Мы прекрасно знали, что это тазовая камера. Но эсэсовцы утверждали, что это помещение для дезинфекции. Иногда из какого-нибудь барака выволакивали одежду, одеяла и матрацы, тащили всё это в газовую камеру, закрывали двери и бросали в люк патрон с газом «циклон». Газ убивал вшей, но не причинял ни малейшего вреда гнидам, так что вся эта работа делалась впустую.

После освобождения я видел у русских дезинфекционные камеры, установленные на машинах. Они действовали гораздо более эффективно. Одежда в этих камерах нагревалась до 100–120 градусов, после чего погибали не только насекомые, но и их яйца.

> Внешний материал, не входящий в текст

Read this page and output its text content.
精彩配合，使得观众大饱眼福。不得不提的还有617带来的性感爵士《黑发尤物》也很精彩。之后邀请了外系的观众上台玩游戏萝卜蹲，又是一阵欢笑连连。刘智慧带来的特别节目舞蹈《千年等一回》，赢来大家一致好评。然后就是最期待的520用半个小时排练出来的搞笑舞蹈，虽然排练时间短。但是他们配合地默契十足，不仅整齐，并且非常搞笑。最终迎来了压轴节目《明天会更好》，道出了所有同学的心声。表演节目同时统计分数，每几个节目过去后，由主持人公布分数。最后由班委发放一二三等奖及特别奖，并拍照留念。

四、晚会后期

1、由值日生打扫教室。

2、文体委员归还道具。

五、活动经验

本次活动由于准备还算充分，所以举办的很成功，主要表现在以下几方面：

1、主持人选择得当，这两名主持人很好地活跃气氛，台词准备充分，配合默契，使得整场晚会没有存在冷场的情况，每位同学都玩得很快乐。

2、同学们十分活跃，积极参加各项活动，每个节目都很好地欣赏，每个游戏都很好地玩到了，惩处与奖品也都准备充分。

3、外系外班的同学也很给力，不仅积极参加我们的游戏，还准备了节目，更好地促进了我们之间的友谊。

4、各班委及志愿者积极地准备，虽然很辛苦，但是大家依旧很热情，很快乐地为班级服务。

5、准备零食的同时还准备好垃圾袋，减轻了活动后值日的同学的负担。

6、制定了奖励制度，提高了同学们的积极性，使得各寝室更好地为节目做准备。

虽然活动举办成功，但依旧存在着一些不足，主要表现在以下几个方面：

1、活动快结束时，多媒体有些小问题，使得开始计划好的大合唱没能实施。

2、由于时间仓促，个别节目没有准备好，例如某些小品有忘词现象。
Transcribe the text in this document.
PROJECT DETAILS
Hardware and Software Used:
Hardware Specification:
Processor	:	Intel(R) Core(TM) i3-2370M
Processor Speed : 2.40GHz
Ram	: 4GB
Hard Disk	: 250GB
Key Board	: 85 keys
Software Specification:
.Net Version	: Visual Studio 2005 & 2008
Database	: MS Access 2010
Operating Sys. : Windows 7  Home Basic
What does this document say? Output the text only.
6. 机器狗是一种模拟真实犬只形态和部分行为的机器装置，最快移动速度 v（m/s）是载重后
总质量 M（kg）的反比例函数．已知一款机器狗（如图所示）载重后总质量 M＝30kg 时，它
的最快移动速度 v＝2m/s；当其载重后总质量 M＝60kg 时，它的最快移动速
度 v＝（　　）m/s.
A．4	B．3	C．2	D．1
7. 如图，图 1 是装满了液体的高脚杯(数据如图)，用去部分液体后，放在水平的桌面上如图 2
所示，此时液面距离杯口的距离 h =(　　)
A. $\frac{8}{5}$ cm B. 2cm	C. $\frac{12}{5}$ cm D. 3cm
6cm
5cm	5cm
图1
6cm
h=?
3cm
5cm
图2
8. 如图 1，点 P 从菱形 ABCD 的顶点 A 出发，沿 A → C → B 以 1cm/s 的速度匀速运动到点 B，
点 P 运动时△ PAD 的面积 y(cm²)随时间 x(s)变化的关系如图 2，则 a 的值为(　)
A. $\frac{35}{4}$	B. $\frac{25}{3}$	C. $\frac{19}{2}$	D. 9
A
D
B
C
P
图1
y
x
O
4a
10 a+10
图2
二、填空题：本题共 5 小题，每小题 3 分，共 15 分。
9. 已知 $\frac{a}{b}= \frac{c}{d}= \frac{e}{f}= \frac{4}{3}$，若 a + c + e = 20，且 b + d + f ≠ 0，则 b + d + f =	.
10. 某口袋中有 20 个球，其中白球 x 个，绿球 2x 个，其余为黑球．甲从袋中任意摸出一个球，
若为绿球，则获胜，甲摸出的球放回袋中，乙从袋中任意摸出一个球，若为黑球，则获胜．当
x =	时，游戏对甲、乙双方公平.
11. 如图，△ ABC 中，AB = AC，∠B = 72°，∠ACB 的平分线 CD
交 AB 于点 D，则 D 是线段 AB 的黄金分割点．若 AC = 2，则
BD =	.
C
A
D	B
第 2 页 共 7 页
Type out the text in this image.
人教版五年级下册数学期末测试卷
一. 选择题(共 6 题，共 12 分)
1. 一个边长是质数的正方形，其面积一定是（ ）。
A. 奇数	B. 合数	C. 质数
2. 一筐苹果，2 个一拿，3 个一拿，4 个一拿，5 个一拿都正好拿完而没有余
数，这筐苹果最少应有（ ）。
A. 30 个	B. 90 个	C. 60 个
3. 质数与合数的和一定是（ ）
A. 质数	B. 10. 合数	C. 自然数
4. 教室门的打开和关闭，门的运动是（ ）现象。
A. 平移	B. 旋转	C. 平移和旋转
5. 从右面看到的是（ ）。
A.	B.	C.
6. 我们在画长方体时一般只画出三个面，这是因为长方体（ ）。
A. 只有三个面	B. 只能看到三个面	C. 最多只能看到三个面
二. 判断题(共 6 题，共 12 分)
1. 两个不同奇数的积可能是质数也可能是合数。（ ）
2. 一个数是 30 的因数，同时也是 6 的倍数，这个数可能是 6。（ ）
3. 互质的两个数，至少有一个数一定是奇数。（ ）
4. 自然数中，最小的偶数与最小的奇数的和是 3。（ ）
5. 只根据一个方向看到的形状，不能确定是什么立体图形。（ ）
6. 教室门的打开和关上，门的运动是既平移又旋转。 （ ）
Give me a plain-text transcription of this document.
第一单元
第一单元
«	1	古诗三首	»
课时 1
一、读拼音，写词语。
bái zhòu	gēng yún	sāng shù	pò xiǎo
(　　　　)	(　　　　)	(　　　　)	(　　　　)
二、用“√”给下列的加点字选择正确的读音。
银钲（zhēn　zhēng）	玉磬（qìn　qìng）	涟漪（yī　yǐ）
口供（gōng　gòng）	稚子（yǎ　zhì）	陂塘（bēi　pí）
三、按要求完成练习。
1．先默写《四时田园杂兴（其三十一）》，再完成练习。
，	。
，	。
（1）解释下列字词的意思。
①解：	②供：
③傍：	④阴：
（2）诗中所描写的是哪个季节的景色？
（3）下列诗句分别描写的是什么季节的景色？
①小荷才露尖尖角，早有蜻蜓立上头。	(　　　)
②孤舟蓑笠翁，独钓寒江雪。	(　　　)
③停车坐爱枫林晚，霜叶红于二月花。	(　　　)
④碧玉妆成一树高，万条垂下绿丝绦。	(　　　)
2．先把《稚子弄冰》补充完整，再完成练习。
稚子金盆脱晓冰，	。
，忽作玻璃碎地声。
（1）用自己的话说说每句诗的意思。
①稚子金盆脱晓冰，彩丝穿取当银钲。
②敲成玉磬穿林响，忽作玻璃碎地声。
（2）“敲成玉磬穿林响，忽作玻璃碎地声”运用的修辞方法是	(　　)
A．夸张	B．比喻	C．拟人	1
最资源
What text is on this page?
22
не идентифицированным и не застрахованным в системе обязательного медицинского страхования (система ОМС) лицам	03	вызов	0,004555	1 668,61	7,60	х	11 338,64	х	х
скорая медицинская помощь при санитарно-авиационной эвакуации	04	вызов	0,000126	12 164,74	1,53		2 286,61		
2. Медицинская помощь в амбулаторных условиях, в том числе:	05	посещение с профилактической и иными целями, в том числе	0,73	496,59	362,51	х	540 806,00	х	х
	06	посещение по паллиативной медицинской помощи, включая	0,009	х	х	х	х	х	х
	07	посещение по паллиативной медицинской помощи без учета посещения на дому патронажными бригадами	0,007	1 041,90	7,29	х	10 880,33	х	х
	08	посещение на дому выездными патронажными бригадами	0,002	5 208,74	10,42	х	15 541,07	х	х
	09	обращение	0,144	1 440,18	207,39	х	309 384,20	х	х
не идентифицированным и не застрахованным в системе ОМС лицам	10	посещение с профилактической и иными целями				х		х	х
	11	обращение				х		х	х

Вскоре газовая камера стала использоваться по своему прямому назначению. 21 июня 1944 года сто польских заключённых из Гродненского и Белостокского воеводств были заперты в 14-м блоке, прямо напротив нашего барака. Там их держали целый день, но после вечерней поверки половину из них отвели к воротам. Одновременно было объявлено, что заключённые не должны выходить из бараков и всякий, кто появится на территории лагеря, будет застрелен часовыми со сторожевых вышек.

Почти все старосты блоков были мобилизованы на помощь эсэсовцам. Первую группу, 50 человек польских заключённых, подвели к воротам. Там им связали руки. Многие из них попытались убежать обратно в лагерь. Одного поймали прямо перед нашими окнами, сбили с ног и связали. Среди беглецов были отец и сын. Мальчику было 12 лет, и его успел полюбить весь лагерь.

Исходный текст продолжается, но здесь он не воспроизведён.